No-one could have predicted last nights results and fewer people will be able to predict the future after it. I was hearing a lot of people undecided and unsure how they were going to vote; there was a promise of much tactical voting; the number of parties involved meant that the normal pendulum and predictions based on swing were basically redundant; and this election attracted a large number of people voting who had never voted before even though the turnout was down on previous years. So, with the benefit of hindsight, nobody could have predicted the result, at least statistically speaking.

A post hoc analysis is needed now the fog of war that clouded the respective campaigns has cleared. Simply put, it seems to me: the SNP wiped out Labour in Scotland; the Tories wiped out the Lib Dems in the South; and the two main parties made very little ground on each other, apart from the odd marginal. I doubt any previous UK election could have provided a template for that outcome. And of course there has been one unknown now becoming known, that UKIP have managed to steal the working class nationalist vote from all their rivals, including the BNP. Although it looks like they may have also soaked up the LibDem vote in some places, espcecially Essex.
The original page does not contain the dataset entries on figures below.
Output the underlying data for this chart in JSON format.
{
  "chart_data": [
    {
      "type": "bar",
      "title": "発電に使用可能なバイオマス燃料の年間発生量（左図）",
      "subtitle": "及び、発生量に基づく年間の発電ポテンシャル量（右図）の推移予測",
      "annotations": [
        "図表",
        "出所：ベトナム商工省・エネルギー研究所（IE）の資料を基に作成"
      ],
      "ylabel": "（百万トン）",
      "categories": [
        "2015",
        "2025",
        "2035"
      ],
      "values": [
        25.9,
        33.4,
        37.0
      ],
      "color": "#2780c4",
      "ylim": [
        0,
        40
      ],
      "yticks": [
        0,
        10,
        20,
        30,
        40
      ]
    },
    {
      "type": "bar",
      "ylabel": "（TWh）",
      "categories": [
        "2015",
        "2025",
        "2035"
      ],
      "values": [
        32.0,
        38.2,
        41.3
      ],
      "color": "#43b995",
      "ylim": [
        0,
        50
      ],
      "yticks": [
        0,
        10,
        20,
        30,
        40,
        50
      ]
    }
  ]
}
The government will have to listen to the voice of the electorate and answer some major constitutional questions. This is probably not before time. Cameron will have to balance the demand for an independent Scotland with the demands to have the entire UK withdraw from the European Union. The monopoly of the NHS in the UK healthcare market depends on that referendum. The UK will have to look again at the fairness of its polarising first-past-the-post system against the more multi-party EU style of proportional representation. And the English Parliament issue is unlikely to go away.

As for Labour, I think the less tears spilt over Scotland the better. We need to shine a light on the unholy alliance between the energy industry, military equipment, and financial services that has propped up the Tories for the last two hundred years; appeal to the working and business classes in the northern metropolitan areas with a nessage of hope and multicultural values; develop a narrative linking overseas aid with sponsorship in the scientific and techinical industries; and attract the disenfranchised Lib Dem voters in the South during the next local government elections.

We have not been defeated but we have been contained. We must use this result as a mandate for change and progress.